Aegon sbuffò, riempiendosi nuovamente il calice. Aveva perso il conto delle volte in cui aveva ripetuto la stessa routine quella sera: sbuffava, beveva e applaudiva quando vedeva suo nonno battere le mani. Persino lui si stava divertendo, e Aegon non riusciva a capirne il motivo.
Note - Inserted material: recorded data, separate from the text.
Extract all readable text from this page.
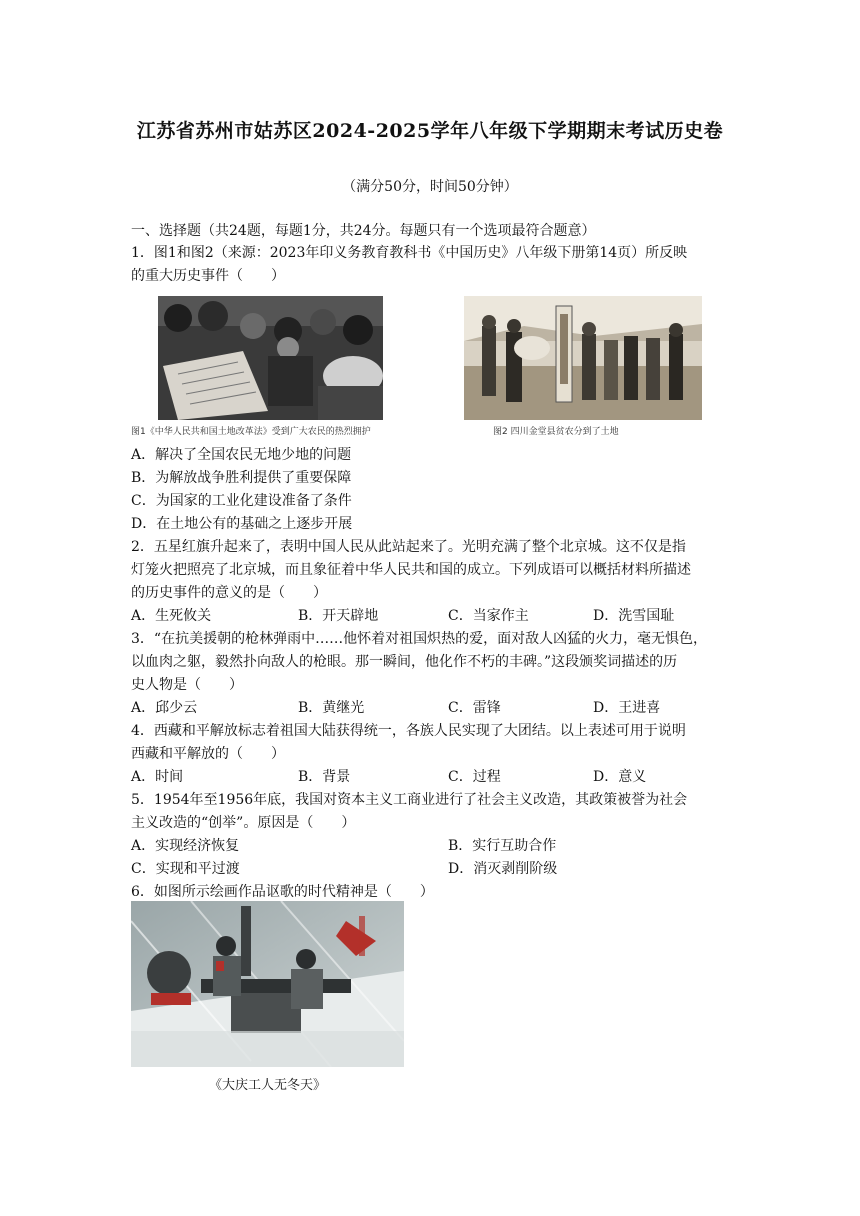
江苏省苏州市姑苏区2024-2025学年八年级下学期期末考试历史卷
（满分50分，时间50分钟）
一、选择题（共24题，每题1分，共24分。每题只有一个选项最符合题意）
1．图1和图2（来源：2023年印义务教育教科书《中国历史》八年级下册第14页）所反映
的重大历史事件（　　）
图1《中华人民共和国土地改革法》受到广大农民的热烈拥护	图2 四川金堂县贫农分到了土地
A．解决了全国农民无地少地的问题
B．为解放战争胜利提供了重要保障
C．为国家的工业化建设准备了条件
D．在土地公有的基础之上逐步开展
2．五星红旗升起来了，表明中国人民从此站起来了。光明充满了整个北京城。这不仅是指
灯笼火把照亮了北京城，而且象征着中华人民共和国的成立。下列成语可以概括材料所描述
的历史事件的意义的是（　　）
A．生死攸关	B．开天辟地	C．当家作主	D．洗雪国耻
3．“在抗美援朝的枪林弹雨中……他怀着对祖国炽热的爱，面对敌人凶猛的火力，毫无惧色，
以血肉之躯，毅然扑向敌人的枪眼。那一瞬间，他化作不朽的丰碑。”这段颁奖词描述的历
史人物是（　　）
A．邱少云	B．黄继光	C．雷锋	D．王进喜
4．西藏和平解放标志着祖国大陆获得统一，各族人民实现了大团结。以上表述可用于说明
西藏和平解放的（　　）
A．时间	B．背景	C．过程	D．意义
5．1954年至1956年底，我国对资本主义工商业进行了社会主义改造，其政策被誉为社会
主义改造的“创举”。原因是（　　）
A．实现经济恢复	B．实行互助合作
C．实现和平过渡	D．消灭剥削阶级
6．如图所示绘画作品讴歌的时代精神是（　　）
《大庆工人无冬天》
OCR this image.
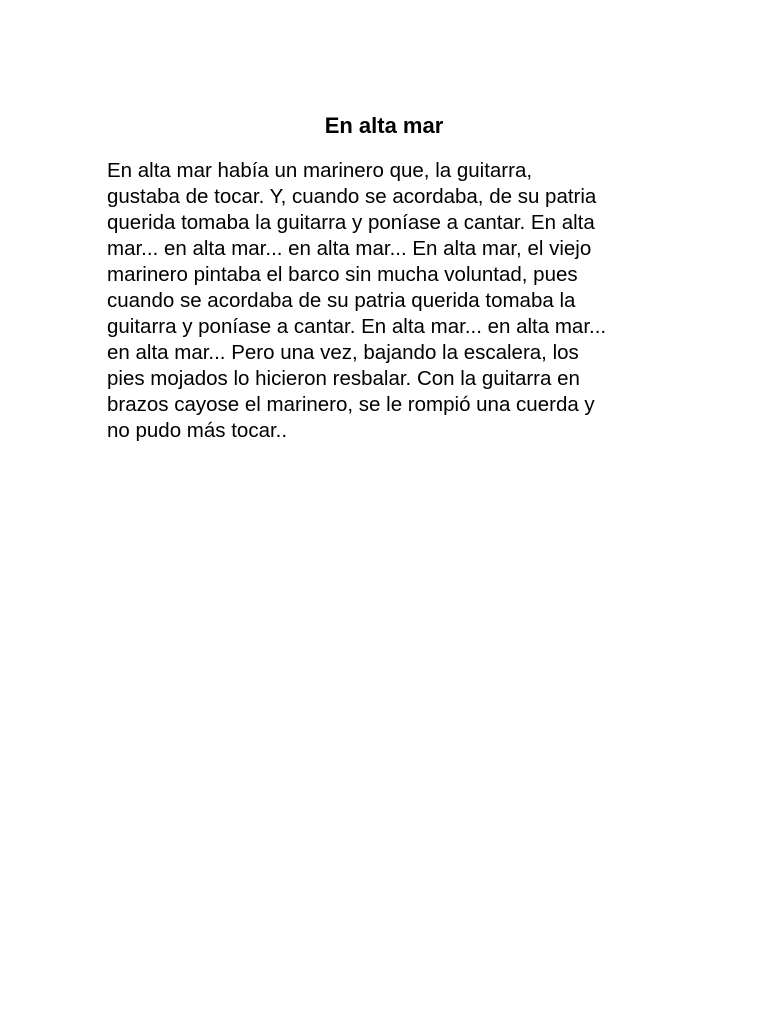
En alta mar
En alta mar había un marinero que, la guitarra,
gustaba de tocar. Y, cuando se acordaba, de su patria
querida tomaba la guitarra y poníase a cantar. En alta
mar... en alta mar... en alta mar... En alta mar, el viejo
marinero pintaba el barco sin mucha voluntad, pues
cuando se acordaba de su patria querida tomaba la
guitarra y poníase a cantar. En alta mar... en alta mar...
en alta mar... Pero una vez, bajando la escalera, los
pies mojados lo hicieron resbalar. Con la guitarra en
brazos cayose el marinero, se le rompió una cuerda y
no pudo más tocar..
Credeva che odiasse Rhaenyra e i suoi figli – era ciò che lui e sua madre gli avevano insegnato: una puttana e i suoi bastardi volevano usurpare il trono che sarebbe spettato a lui e Aegon avrebbe dovuto opporvisi. 

Eppure anche Alicent non si era fatta problemi a prendere la mano di Rhaenyra quando lei l’aveva invitata a danzare e Aegon era certo di non aver mai visto sua madre così felice. 
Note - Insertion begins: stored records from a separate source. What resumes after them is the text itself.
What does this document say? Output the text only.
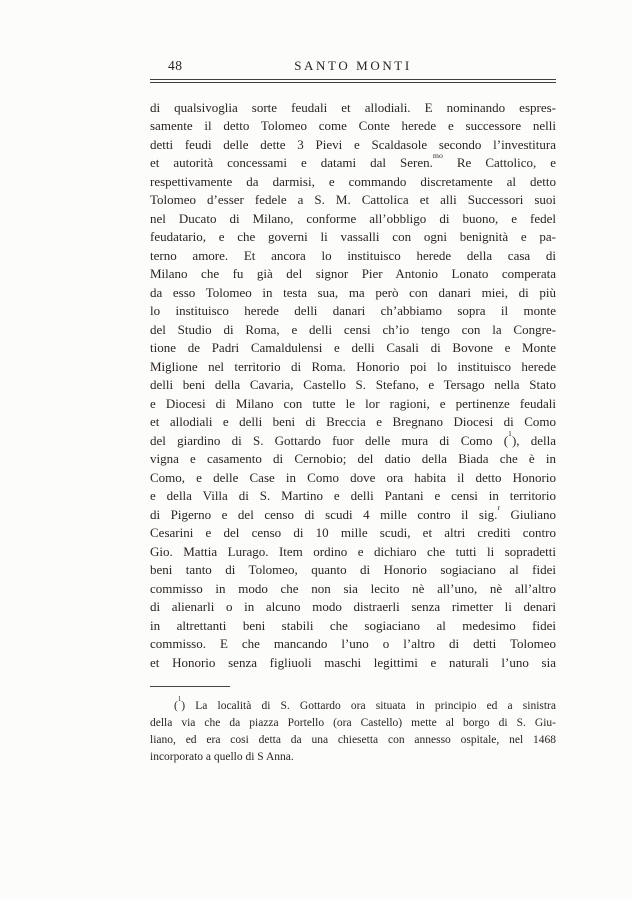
48	SANTO MONTI
di qualsivoglia sorte feudali et allodiali. E nominando espres-
samente il detto Tolomeo come Conte herede e successore nelli
detti feudi delle dette 3 Pievi e Scaldasole secondo l’investitura
et autorità concessami e datami dal Seren.$^{mo}$ Re Cattolico, e
respettivamente da darmisi, e commando discretamente al detto
Tolomeo d’esser fedele a S. M. Cattolica et alli Successori suoi
nel Ducato di Milano, conforme all’obbligo di buono, e fedel
feudatario, e che governi li vassalli con ogni benignità e pa-
terno amore. Et ancora lo instituisco herede della casa di
Milano che fu già del signor Pier Antonio Lonato comperata
da esso Tolomeo in testa sua, ma però con danari miei, di più
lo instituisco herede delli danari ch’abbiamo sopra il monte
del Studio di Roma, e delli censi ch’io tengo con la Congre-
tione de Padri Camaldulensi e delli Casali di Bovone e Monte
Miglione nel territorio di Roma. Honorio poi lo instituisco herede
delli beni della Cavaria, Castello S. Stefano, e Tersago nella Stato
e Diocesi di Milano con tutte le lor ragioni, e pertinenze feudali
et allodiali e delli beni di Breccia e Bregnano Diocesi di Como
del giardino di S. Gottardo fuor delle mura di Como ($^1$), della
vigna e casamento di Cernobio; del datio della Biada che è in
Como, e delle Case in Como dove ora habita il detto Honorio
e della Villa di S. Martino e delli Pantani e censi in territorio
di Pigerno e del censo di scudi 4 mille contro il sig.$^r$ Giuliano
Cesarini e del censo di 10 mille scudi, et altri crediti contro
Gio. Mattia Lurago. Item ordino e dichiaro che tutti li sopradetti
beni tanto di Tolomeo, quanto di Honorio sogiaciano al fidei
commisso in modo che non sia lecito nè all’uno, nè all’altro
di alienarli o in alcuno modo distraerli senza rimetter li denari
in altrettanti beni stabili che sogiaciano al medesimo fidei
commisso. E che mancando l’uno o l’altro di detti Tolomeo
et Honorio senza figliuoli maschi legittimi e naturali l’uno sia
($^1$) La località di S. Gottardo ora situata in principio ed a sinistra
della via che da piazza Portello (ora Castello) mette al borgo di S. Giu-
liano, ed era cosi detta da una chiesetta con annesso ospitale, nel 1468
incorporato a quello di S Anna.
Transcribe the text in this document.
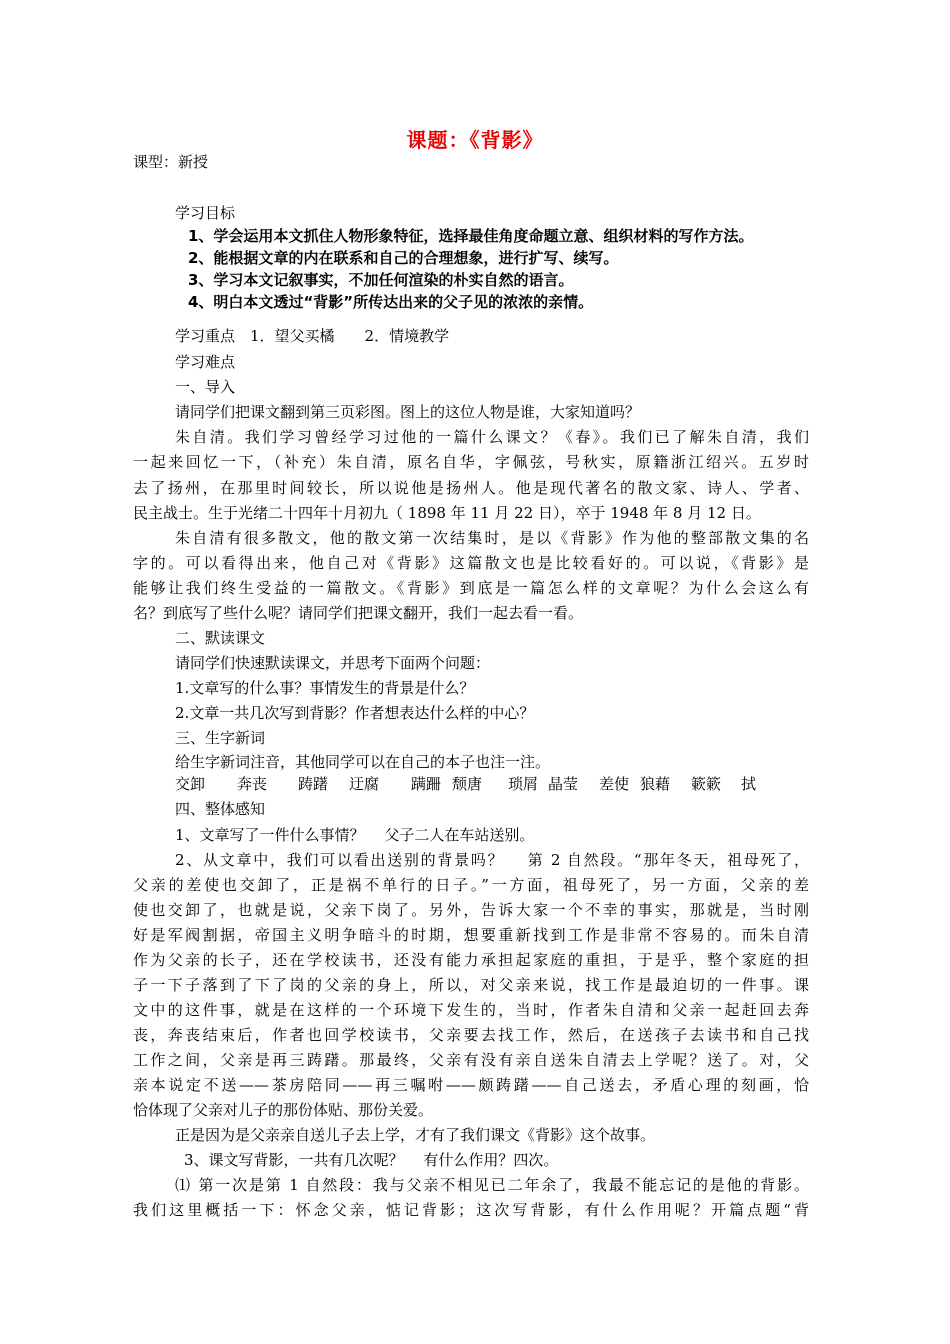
课题：《背影》
课型：新授
学习目标
1、学会运用本文抓住人物形象特征，选择最佳角度命题立意、组织材料的写作方法。
2、能根据文章的内在联系和自己的合理想象，进行扩写、续写。
3、学习本文记叙事实，不加任何渲染的朴实自然的语言。
4、明白本文透过“背影”所传达出来的父子见的浓浓的亲情。
学习重点　1．望父买橘　　2．情境教学
学习难点
一、导入
请同学们把课文翻到第三页彩图。图上的这位人物是谁，大家知道吗？
朱自清。我们学习曾经学习过他的一篇什么课文？《春》。我们已了解朱自清，我们
一起来回忆一下，（补充）朱自清，原名自华，字佩弦，号秋实，原籍浙江绍兴。五岁时
去了扬州，在那里时间较长，所以说他是扬州人。他是现代著名的散文家、诗人、学者、
民主战士。生于光绪二十四年十月初九（ 1898 年 11 月 22 日），卒于 1948 年 8 月 12 日。
朱自清有很多散文，他的散文第一次结集时，是以《背影》作为他的整部散文集的名
字的。可以看得出来，他自己对《背影》这篇散文也是比较看好的。可以说，《背影》是
能够让我们终生受益的一篇散文。《背影》到底是一篇怎么样的文章呢？为什么会这么有
名？到底写了些什么呢？请同学们把课文翻开，我们一起去看一看。
二、默读课文
请同学们快速默读课文，并思考下面两个问题：
1.文章写的什么事？事情发生的背景是什么？
2.文章一共几次写到背影？作者想表达什么样的中心？
三、生字新词
给生字新词注音，其他同学可以在自己的本子也注一注。
交卸 奔丧 踌躇 迂腐 蹒跚 颓唐 琐屑 晶莹 差使 狼藉 簌簌 拭
四、整体感知
1、文章写了一件什么事情？　 父子二人在车站送别。
2、从文章中，我们可以看出送别的背景吗？　 第 2 自然段。“那年冬天，祖母死了，
父亲的差使也交卸了，正是祸不单行的日子。”一方面，祖母死了，另一方面，父亲的差
使也交卸了，也就是说，父亲下岗了。另外，告诉大家一个不幸的事实，那就是，当时刚
好是军阀割据，帝国主义明争暗斗的时期，想要重新找到工作是非常不容易的。而朱自清
作为父亲的长子，还在学校读书，还没有能力承担起家庭的重担，于是乎，整个家庭的担
子一下子落到了下了岗的父亲的身上，所以，对父亲来说，找工作是最迫切的一件事。课
文中的这件事，就是在这样的一个环境下发生的，当时，作者朱自清和父亲一起赶回去奔
丧，奔丧结束后，作者也回学校读书，父亲要去找工作，然后，在送孩子去读书和自己找
工作之间，父亲是再三踌躇。那最终，父亲有没有亲自送朱自清去上学呢？送了。对，父
亲本说定不送——茶房陪同——再三嘱咐——颇踌躇——自己送去，矛盾心理的刻画，恰
恰体现了父亲对儿子的那份体贴、那份关爱。
正是因为是父亲亲自送儿子去上学，才有了我们课文《背影》这个故事。
3、课文写背影，一共有几次呢？　 有什么作用？四次。
⑴ 第一次是第 1 自然段：我与父亲不相见已二年余了，我最不能忘记的是他的背影。
我们这里概括一下：怀念父亲，惦记背影；这次写背影，有什么作用呢？开篇点题“背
Intorno al tavolo erano rimasti solo lui, Aemond, Otto e il re, che assisteva alla danza con un sorriso rilassato in viso. Aegon non ricordava di aver mai visto nemmeno lui con quell’espressione – di certo non rivolta verso di lui. 
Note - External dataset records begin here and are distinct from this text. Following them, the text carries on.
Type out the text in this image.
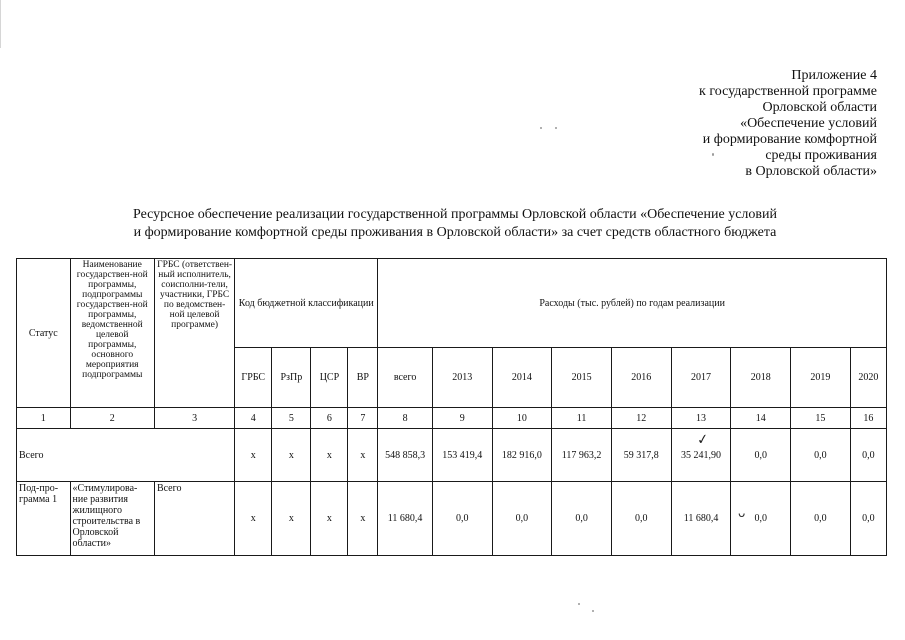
Приложение 4
к государственной программе
Орловской области
«Обеспечение условий
и формирование комфортной
среды проживания
в Орловской области»
Ресурсное обеспечение реализации государственной программы Орловской области «Обеспечение условий
и формирование комфортной среды проживания в Орловской области» за счет средств областного бюджета
Статус	Наименование государствен-ной программы, подпрограммы государствен-ной программы, ведомственной целевой программы, основного мероприятия подпрограммы	ГРБС (ответствен-ный исполнитель, соисполни-тели, участники, ГРБС по ведомствен-ной целевой программе)	Код бюджетной классификации				Расходы (тыс. рублей) по годам реализации								
			ГРБС	РзПр	ЦСР	ВР	всего	2013	2014	2015	2016	2017	2018	2019	2020
1	2	3	4	5	6	7	8	9	10	11	12	13	14	15	16
Всего			х	х	х	х	548 858,3	153 419,4	182 916,0	117 963,2	59 317,8	35 241,90	0,0	0,0	0,0
Под-про-грамма 1	«Стимулирова-ние развития жилищного строительства в Орловской области»	Всего	х	х	х	х	11 680,4	0,0	0,0	0,0	0,0	11 680,4	0,0	0,0	0,0
✓
ᴗ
Per suo nonno era una pedina, per sua madre una vergogna e per suo padre un fantasma. Non sarebbe mai stato all’altezza delle loro aspettative, non importava quanto ci provasse. 

Sospirò: lo sapeva da anni, quindi perché faceva ancora male? 

Spostò lo sguardo verso Aemond, che teneva il suo unico occhio fisso sui ballerini davanti a sé. O meglio, su uno in particolare di loro. Suo fratello non aveva fatto altro che fissare Luke per tutta la cena, e Aegon non riusciva a capire se pianificasse di strappargli la testa o baciarlo. Conoscendolo, forse entrambe. 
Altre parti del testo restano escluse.